Polusi Udara di Indonesia Sudah Buruk Sejak Era 90an Hingga Kini?

Melansir dari Kompas, World Health Organization (WHO) mencatat bahwa sejak era 90-an polusi udara di Indonesia memang telah mencemaskan dengan indikator utama partikel polutan atau Suspended Particulated Matter (SPM) yang terbilang parah. Sebagai partikel halus yang melayang di udara, SPM ini terdiri dari bahan bakar fosil dan berbahaya bagi kesehatan. Dalam laman Kompas tercatat bahwa polutan halus di Jakarta sudah meningkat hingga 30% sejak 10 tahun terakhir.

Sayangnya, indeks kualitas udara di Indonesia yang termasuk tidak sehat dalam 5 tahun belakangan ini ditandai dengan polutan yang semakin meninggi. Tepatnya pada 2023, laman Kompas menyatakan bahwa polutan telah mencapai 40 Mikogram per meter kubik dan telah melampaui batas aman menurut WHO senilai 15 Mikogram per meter kubik.

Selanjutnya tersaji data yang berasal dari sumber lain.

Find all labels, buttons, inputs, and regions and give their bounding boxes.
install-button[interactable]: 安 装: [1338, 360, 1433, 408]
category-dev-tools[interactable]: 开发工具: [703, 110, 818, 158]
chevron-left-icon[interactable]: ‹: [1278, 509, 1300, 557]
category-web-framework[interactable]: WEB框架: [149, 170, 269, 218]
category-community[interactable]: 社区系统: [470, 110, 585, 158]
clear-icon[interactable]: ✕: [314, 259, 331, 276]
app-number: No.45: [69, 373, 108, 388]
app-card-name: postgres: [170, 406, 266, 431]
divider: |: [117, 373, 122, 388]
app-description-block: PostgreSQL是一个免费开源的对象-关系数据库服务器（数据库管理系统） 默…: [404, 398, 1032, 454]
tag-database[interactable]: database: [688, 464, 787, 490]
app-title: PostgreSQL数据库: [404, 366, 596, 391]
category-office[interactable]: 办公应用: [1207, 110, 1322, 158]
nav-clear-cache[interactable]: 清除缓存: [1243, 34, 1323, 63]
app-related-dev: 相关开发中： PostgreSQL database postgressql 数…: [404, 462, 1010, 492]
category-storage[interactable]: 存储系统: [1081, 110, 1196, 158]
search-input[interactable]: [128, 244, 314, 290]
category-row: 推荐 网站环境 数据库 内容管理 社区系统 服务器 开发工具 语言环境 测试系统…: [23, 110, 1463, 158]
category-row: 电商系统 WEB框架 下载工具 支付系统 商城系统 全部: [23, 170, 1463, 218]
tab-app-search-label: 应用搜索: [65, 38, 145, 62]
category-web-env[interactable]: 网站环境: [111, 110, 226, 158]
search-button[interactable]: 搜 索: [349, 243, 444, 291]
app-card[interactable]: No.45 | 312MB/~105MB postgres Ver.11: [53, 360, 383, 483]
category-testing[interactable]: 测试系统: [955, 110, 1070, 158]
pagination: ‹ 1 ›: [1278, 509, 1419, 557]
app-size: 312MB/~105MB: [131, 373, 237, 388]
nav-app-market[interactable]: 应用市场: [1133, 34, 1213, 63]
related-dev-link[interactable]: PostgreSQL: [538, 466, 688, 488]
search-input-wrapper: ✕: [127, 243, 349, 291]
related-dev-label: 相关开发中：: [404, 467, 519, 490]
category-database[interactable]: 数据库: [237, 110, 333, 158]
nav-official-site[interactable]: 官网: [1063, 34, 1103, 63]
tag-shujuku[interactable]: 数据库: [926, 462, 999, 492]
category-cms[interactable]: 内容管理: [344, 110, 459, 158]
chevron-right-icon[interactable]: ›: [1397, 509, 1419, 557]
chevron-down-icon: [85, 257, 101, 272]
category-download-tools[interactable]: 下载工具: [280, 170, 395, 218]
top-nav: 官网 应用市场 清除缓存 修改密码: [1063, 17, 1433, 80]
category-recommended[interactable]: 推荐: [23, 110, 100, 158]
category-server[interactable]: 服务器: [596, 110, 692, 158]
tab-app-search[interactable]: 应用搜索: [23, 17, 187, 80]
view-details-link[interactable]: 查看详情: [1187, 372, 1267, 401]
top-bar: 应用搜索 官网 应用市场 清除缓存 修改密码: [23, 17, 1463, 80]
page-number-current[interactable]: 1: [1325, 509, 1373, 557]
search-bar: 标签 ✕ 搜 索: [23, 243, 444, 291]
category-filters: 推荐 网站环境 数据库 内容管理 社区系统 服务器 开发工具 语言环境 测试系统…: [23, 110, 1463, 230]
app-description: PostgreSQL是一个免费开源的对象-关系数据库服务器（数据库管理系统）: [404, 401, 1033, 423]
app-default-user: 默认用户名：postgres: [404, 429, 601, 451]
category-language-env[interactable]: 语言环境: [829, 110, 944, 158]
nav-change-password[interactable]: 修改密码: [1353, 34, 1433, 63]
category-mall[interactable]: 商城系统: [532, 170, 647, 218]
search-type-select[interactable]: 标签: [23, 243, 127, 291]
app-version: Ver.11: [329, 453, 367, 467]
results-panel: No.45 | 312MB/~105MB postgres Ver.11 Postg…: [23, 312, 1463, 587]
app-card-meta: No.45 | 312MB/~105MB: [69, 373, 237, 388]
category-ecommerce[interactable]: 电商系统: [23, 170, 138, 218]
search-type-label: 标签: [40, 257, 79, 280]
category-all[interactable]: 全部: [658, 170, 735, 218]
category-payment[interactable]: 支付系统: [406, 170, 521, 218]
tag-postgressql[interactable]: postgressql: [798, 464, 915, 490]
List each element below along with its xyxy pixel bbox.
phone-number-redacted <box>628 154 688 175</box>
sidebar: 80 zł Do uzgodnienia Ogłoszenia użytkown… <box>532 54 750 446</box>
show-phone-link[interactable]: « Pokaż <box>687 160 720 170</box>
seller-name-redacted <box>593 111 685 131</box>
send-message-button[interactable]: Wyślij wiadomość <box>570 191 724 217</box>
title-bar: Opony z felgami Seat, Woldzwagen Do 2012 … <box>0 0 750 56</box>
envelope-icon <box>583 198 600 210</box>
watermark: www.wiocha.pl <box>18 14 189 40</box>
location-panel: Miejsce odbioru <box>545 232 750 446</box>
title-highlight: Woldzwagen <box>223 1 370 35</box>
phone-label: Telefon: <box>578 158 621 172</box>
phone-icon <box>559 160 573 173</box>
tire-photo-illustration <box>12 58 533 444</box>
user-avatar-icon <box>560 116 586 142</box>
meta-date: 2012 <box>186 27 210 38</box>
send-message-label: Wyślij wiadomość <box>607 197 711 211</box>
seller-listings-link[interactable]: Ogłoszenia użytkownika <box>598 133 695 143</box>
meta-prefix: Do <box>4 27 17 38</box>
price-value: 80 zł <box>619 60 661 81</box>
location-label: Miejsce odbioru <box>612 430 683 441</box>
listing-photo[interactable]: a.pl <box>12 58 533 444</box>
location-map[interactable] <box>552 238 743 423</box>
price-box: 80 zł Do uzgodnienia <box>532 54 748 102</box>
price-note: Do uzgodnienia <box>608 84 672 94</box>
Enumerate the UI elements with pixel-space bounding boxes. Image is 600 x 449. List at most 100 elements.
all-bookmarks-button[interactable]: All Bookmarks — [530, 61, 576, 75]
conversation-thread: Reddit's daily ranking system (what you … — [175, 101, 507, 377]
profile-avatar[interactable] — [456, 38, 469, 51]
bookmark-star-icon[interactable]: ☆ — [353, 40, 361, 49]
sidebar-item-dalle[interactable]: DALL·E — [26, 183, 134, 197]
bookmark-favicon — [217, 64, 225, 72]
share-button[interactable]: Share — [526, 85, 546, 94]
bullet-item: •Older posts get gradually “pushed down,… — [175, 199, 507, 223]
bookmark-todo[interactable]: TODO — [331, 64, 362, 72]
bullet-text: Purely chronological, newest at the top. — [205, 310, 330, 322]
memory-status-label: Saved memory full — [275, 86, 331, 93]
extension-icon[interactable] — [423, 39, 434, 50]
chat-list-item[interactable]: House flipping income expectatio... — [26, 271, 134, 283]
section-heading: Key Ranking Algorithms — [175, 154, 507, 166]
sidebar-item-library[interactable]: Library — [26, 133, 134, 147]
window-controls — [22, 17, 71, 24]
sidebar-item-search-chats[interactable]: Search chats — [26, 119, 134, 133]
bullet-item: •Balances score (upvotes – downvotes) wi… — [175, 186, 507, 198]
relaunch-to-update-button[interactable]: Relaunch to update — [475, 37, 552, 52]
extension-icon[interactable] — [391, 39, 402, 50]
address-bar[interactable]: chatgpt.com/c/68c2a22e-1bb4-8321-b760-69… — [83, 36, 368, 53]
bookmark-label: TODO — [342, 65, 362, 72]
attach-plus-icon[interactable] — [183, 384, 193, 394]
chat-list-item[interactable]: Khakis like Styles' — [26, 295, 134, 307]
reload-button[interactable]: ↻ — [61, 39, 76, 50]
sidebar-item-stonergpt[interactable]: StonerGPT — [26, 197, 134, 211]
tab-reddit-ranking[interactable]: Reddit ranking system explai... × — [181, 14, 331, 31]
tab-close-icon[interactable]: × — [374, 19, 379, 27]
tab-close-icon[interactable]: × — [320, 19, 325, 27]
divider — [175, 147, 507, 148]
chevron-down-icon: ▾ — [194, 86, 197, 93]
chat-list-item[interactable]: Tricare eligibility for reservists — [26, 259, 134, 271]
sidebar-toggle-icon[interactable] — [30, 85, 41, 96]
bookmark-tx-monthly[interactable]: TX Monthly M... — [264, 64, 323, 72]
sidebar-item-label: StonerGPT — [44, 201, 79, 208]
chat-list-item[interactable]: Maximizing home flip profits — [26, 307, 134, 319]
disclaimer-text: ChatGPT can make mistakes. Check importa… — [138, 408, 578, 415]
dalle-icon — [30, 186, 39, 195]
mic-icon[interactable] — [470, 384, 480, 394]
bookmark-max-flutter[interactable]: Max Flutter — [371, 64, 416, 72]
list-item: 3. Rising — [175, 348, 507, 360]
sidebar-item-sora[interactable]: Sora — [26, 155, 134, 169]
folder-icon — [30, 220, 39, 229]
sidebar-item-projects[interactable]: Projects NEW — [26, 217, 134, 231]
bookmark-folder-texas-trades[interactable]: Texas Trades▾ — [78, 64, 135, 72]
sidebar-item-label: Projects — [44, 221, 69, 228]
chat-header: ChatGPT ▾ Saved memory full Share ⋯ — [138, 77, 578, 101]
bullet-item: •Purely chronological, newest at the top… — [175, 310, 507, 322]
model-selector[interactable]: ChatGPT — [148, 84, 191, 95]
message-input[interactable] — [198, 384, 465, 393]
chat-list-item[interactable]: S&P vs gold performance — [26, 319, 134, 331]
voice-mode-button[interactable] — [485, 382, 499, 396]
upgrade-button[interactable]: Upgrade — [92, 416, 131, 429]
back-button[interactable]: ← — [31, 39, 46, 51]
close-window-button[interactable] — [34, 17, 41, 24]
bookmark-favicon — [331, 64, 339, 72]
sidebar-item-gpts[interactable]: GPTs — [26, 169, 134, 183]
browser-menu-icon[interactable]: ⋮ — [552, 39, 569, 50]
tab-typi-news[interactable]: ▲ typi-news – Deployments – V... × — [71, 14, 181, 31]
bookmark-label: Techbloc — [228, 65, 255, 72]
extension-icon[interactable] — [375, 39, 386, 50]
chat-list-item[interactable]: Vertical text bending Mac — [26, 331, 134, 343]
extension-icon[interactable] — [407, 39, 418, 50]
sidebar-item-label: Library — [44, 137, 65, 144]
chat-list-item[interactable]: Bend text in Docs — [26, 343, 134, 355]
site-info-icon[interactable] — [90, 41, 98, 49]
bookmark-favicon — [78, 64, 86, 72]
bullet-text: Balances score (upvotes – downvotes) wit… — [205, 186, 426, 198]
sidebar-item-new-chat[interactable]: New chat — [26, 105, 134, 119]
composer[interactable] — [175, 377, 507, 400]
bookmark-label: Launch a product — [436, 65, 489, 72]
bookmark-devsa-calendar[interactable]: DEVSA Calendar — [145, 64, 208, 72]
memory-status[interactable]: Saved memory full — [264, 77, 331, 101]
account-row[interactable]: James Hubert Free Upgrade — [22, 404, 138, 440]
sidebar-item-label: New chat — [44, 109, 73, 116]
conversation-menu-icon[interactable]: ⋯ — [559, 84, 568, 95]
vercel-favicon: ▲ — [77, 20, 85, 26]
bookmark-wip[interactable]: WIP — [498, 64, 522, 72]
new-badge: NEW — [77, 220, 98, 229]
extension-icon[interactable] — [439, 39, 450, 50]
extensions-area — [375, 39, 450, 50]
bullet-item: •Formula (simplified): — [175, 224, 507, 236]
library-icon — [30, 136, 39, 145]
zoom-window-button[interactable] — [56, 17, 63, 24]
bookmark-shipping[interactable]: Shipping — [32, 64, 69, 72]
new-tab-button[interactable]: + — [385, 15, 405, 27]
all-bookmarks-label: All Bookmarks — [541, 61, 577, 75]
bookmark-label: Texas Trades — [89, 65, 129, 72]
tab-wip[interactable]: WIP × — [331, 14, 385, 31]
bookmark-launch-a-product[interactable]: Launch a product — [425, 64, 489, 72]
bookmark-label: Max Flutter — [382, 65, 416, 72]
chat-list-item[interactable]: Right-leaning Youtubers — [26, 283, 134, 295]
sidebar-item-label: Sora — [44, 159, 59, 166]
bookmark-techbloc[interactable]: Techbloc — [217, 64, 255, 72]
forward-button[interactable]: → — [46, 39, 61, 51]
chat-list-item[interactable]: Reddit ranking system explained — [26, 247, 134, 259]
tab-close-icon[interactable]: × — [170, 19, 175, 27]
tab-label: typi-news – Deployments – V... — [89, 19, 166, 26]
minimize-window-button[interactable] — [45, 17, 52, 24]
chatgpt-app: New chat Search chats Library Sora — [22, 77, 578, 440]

Dalam ranah ibu kota, memburuknya kualitas udara bukan lagi berada pada tingkat mencemaskan tetapi mengkhawatirkan dengan data IQAir pada 16 Agustus 2023, bahwa kualitas indeks udara sebesar 170 dengan partikel polusi udara berada di PM 2.5. Sehingga tidak heran jika Jakarta sebagai kota pertama di dunia yang memiliki kualitas udara buruk.

Meski demikian, terdapat Kabupaten Bekasi, Tangerang Selatan, Kabupaten Bogor, Depok, Bandung Barat, Kabupaten Bandung, Tangerang, Bogor, Cimahi, dan lainnya yang juga menjadi kota dengan kualitas udara terburuk di Republik ini. Banyaknya kota-kota di Indonesia yang memiliki kualitas udara buruk, membuktikan bahwa sangat diperlukan tindak nyata pemerintah dalam menangani hal ini.

PLTU dan Transportasi Menjadi Penyebab

Terlepas dari buruknya kepedulian pemerintah, sampai saat ini Pembangkit Listrik Tenaga Uap (PLTU) menjadi penyebab utama pencemaran udara. Hal ini disebabkan oleh penggunaan batu bara yang dilakukan di ruang terbuka dan rawan terbawa angin, bahkan lokasinya berada dekat dari pemukiman.

Ditambah dengan musim kemarau yang membuat udara semakin panas dan berkabut sehingga menyebabkan timbulnya berbagai penyakit, baik penyakit kulit maupun penyakit pernapasan. Melansir CNBC Indonesia, Nafas Indonesia memperkirakan adanya dua sumber polusi udara, yakni hyperlocal dan lintas batas. Menurut Piotr Jakubowski selaku Co-Founder Nafas Indonesia, hyperlocal merupakan sumber polusi yang terjadi di kawasan industri, mobil dan motor, pembakaran sampah, dan pabrik dengan emisi yang tinggi. Sedangkan, lintas batas artinya daerah lain memiliki polusi yang kemudian tertiup angin dan datang ke daerah tertentu.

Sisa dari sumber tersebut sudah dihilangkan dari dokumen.